Des sénateurs républicains présentent le rapport du FBI sur Brett Kavanaugh à Washington le 4 octobre 2018. Chip Somodevilla / AFP
Des sénateurs républicains présentent le rapport du FBI sur Brett Kavanaugh à Washington le 4 octobre 2018. Chip Somodevilla / AFP

Le processus de confirmation du juge Brett Kavanaugh, qui a été accusé d'agressions sexuelles et est soupçonné d'avoir menti sous serment, a été l'un des plus controversés de l'histoire américaine. Alors qu'une étroite majorité de sénateurs républicains (et un démocrate) s'apprête à le confirmer à la Cour Suprême, le déficit démocratique du processus a été souligné par de nombreux journalistes.

Un vote peu représentatif

Dans le Washington Post, Philip Bump a calculé que la majorité de sénateurs qui allait voter pour Kavanaugh ne représentait qu'environ 44% de la population américaine. Les électeurs de chaque État américain élisent deux sénateurs pour les représenter. Or un État de 39 millions d'habitants (comme la Californie) est représenté par le même nombre de sénateurs que le Wyoming, qui a 544.000 habitants. Comme un plus grand nombre de sénateurs républicains est élu dans des États peu peuplés, leur vote représente moins d'électeurs.

En plus de cela, le juge Kavanaugh a été nominé par le président Donald Trump, qui a été élu par le collège électoral avec environ 3 millions de votes en moins que son adversaire, Hillary Clinton.
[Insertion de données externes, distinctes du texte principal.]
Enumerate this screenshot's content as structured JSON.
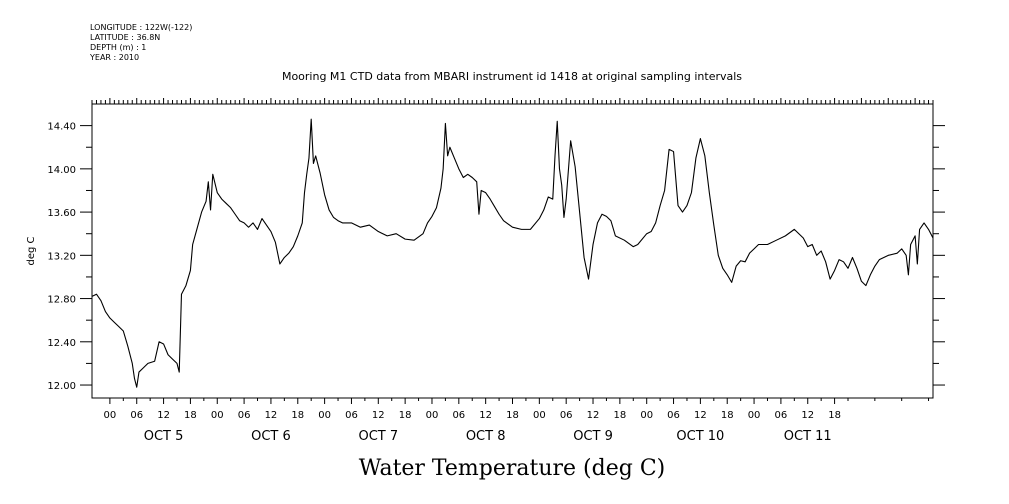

«Cela nous rappelle à quel point le système américain s'éloigne souvent de l'idée que le vote majoritaire est décisif, écrit Bump. Un président élu par une minorité du pays a nommé un juge à la Cour Suprême qui pourrait être approuvé par des sénateurs qui représentent une minorité du pays».

En plus du chaos de l'audience de Kavanaugh, pendant laquelle il a accusé les Clinton d'avoir orchestré une vengeance à son égard, le manque de représentativité démocratique de sa confirmation risque d'affaiblir la légitimité de la Cour Suprême.

Outrepasser le vote populaire

Dans le New York Times, Michael Tomasky rappelle que Neil Gorsuch, le premier juge que Trump a nommé à la Cour Suprême était le premier de l'histoire américaine à avoir été nommé par un président qui avait perdu le vote populaire et confirmé par des sénateurs élus avec moins de votes (54 millions) que les sénateurs opposés à sa confirmation (73 millions).

Kavanaugh serait le deuxième juge dans ce cas de figure. Malgré ce manque de représentativité, ils sont tous les deux nommés à la Cour Suprême à vie. Contrairement aux juges conservateurs de la Cour, les quatre progressistes ont tous été confirmés avec des majorités plus comfortables, d'au moins 63 votes, au lieu de 54 pour Gorsuch et 51 pour Kavanaugh.

«C'est une crise de légitimité sévère pour la Cour Suprême, écrit Tomasky. Une majorité de cinq juges pourra radicalement réécrire les lois de notre nation et quatre d'entre eux ont été approuvés de justesse par des sénateurs représentant une minorité des électeurs.»

Si on ajoute à cela le fait que les Républicains avaient refusé de lancer le processus de confirmation de Merrick Garland, le juge nommé par Barack Obama en mars 2016, il est probable que les élus et électeurs démocrates aient du mal à accepter la validité des jugements de la Cour.